Mr. Lunch Borrows a Canoe

Free Lunch

make way for ducklings

make way for ducklings

okay, okay, preschool book review week starts in earnest with an old chestnut that i feel gets overlooked nowadays — robert mccloskey’s make way for ducklings. it isn’t hip. it isn’t trendy. it isn’t cool.

but boy, is it a great, great book for preschoolers.

the story is one that most little kids can comprehend — duck parents are looking for a good place to raise a family. they finally find one. the dad has to go away. the mom teaches the kids and takes them on a tumultuous walk. dad comes home. everyone quacks happily ever after.

i cannot pick up this book without a few things happening.

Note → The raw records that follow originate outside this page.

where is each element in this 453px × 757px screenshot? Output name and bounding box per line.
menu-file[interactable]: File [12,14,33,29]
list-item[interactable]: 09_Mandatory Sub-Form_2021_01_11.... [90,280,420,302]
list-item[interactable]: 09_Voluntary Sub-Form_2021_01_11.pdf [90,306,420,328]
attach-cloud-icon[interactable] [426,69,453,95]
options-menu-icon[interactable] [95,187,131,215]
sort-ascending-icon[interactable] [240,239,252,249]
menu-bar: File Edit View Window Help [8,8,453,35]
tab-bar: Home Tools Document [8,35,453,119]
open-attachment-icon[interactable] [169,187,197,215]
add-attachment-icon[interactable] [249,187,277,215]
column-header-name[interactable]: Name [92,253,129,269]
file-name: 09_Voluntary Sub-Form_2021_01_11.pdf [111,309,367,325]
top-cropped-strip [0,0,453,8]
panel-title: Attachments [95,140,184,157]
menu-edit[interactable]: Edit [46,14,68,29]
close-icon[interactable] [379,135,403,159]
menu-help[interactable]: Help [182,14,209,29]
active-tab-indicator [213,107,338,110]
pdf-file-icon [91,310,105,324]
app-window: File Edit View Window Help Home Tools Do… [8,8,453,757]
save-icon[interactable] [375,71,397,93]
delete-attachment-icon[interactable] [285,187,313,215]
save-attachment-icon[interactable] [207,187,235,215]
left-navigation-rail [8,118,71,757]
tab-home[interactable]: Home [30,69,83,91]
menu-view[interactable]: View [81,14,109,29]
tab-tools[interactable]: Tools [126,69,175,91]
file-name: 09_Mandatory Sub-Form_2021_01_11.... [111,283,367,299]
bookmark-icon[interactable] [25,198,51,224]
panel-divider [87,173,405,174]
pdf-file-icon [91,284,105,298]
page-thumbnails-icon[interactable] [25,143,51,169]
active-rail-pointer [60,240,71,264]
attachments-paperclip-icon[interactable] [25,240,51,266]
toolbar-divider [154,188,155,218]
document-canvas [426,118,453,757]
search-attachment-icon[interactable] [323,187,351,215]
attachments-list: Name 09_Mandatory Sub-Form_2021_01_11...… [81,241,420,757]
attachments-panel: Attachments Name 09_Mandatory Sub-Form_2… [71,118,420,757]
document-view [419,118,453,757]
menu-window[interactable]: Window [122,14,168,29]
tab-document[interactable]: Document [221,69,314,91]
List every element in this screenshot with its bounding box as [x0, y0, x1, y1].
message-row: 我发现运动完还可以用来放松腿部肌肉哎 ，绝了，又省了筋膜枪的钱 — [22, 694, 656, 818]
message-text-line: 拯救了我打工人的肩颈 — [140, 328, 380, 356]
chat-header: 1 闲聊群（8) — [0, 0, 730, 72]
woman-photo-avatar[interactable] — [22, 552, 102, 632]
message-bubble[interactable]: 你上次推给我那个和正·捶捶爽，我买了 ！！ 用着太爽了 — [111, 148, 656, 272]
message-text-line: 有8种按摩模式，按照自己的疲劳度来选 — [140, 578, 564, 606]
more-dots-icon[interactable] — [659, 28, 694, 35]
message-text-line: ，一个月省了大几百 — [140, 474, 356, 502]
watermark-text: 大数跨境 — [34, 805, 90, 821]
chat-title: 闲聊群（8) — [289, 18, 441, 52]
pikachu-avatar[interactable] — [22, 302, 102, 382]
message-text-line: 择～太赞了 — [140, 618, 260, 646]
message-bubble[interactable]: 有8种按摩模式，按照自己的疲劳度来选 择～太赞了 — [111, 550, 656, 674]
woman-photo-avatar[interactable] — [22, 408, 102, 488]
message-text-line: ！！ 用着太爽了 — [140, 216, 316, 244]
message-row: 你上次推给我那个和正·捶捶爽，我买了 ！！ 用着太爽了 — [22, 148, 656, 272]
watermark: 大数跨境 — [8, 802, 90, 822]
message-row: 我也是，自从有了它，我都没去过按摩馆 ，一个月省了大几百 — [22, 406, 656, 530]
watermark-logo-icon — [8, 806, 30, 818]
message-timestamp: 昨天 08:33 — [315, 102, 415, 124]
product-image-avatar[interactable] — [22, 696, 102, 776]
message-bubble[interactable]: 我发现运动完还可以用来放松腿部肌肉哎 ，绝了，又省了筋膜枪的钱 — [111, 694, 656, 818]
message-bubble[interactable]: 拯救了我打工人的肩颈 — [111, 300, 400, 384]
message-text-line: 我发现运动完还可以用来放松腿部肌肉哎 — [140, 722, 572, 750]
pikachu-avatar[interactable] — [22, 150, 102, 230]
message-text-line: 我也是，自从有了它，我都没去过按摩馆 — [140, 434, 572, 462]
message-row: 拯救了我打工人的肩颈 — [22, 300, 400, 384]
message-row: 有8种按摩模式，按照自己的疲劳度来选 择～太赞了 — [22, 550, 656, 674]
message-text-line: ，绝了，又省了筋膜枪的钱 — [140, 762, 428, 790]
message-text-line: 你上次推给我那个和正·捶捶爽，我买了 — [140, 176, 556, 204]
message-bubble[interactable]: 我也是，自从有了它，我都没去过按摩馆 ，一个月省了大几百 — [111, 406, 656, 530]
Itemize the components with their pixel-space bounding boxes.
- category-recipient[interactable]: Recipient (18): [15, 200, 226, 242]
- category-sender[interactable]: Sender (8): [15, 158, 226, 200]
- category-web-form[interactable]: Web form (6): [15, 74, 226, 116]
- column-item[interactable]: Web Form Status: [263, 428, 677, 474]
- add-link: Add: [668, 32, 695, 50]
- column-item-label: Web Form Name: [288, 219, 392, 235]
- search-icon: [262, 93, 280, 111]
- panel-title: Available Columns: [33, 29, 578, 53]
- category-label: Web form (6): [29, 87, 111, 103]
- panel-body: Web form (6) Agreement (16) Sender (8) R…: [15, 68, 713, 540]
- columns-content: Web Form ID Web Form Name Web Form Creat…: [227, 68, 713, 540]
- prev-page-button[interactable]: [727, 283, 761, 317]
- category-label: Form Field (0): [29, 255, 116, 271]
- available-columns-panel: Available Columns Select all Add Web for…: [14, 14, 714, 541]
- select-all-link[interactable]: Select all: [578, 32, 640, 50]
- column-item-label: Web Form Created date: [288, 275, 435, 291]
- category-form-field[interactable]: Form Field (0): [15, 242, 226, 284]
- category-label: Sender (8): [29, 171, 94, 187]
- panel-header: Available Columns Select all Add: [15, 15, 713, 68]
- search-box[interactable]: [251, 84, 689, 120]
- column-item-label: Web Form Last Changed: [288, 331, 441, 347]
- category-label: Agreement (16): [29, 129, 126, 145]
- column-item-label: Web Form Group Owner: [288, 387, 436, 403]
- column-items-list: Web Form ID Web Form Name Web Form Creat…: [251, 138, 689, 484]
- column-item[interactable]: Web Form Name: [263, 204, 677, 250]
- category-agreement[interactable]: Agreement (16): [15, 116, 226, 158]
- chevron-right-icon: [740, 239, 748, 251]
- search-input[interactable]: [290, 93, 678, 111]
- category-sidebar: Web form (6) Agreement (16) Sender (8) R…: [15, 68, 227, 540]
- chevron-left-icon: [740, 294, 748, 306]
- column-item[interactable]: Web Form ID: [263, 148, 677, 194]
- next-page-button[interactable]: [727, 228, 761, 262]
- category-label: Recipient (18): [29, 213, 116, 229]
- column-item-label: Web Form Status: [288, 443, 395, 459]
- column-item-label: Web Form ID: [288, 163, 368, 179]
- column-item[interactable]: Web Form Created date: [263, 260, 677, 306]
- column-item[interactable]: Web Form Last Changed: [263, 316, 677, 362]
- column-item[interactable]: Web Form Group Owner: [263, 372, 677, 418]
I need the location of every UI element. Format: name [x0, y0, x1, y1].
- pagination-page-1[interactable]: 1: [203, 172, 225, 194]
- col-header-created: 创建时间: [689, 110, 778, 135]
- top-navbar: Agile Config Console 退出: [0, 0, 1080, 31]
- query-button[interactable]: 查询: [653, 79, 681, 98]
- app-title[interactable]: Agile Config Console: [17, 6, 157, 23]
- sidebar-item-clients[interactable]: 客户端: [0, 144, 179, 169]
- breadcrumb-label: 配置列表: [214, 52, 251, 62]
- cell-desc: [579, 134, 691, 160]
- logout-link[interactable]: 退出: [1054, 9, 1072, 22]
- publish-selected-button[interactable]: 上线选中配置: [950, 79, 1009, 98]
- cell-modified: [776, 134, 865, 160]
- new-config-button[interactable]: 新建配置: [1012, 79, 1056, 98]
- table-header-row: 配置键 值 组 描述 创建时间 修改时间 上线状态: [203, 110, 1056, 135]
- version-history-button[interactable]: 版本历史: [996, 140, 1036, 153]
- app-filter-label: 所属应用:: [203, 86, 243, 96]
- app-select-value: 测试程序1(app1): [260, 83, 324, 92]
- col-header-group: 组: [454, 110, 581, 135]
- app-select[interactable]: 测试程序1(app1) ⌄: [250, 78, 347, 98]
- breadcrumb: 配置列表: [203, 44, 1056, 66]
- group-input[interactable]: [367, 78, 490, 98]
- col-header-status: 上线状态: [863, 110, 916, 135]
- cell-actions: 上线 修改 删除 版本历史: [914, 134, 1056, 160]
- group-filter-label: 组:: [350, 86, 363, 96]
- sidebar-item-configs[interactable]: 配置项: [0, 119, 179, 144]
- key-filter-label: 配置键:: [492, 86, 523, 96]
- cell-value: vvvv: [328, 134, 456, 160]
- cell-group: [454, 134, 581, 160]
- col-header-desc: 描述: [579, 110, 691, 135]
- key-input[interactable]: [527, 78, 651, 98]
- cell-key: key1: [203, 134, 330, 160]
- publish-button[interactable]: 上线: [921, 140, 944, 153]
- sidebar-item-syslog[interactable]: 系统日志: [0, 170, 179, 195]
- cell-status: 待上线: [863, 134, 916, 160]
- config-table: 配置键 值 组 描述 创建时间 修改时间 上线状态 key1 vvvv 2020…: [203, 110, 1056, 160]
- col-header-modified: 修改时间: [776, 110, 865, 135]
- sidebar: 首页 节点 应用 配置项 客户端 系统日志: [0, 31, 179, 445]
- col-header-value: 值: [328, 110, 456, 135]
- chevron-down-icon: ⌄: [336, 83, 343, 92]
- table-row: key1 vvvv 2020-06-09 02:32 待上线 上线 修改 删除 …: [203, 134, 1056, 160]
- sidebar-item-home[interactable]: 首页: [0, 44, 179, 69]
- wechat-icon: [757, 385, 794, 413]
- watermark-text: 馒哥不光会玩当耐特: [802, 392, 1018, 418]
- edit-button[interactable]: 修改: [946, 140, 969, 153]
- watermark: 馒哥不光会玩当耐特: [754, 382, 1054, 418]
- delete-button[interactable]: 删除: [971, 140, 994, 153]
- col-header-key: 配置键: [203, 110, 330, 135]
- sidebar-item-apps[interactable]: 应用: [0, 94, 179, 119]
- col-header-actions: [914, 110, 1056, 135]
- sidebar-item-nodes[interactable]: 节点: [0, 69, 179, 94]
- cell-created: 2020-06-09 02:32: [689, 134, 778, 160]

1) i imitate an irish policeman whenever i read the voices of the cops in the book. (for you bugs bunny fans out there: “hey clancy, let’s take the boys and surrrrround the house!”)

2) i dissolve into laughter, along with my kids, whenever i have to read the ducklings’ names (lack, mack, quack, pack, oh, who the hell knows them all, i just know they rhyme). and:

3) we end up reading it twice in a row. at least.

the brown-tone drawings are absolutely stunning, earning this bad boy a caldecott. no, they just don’t write them like this anymore.

admittedly, i am a mom who enjoys the hip books; but i must confess that, in the same way i am beginning to rediscover the old, corny Disney movies (hayley mills, anyone?) and enjoying them, i am discovering older storybooks from my childhood, wistfully remembering how it took me longer to wise up and become the cynical chick i am today.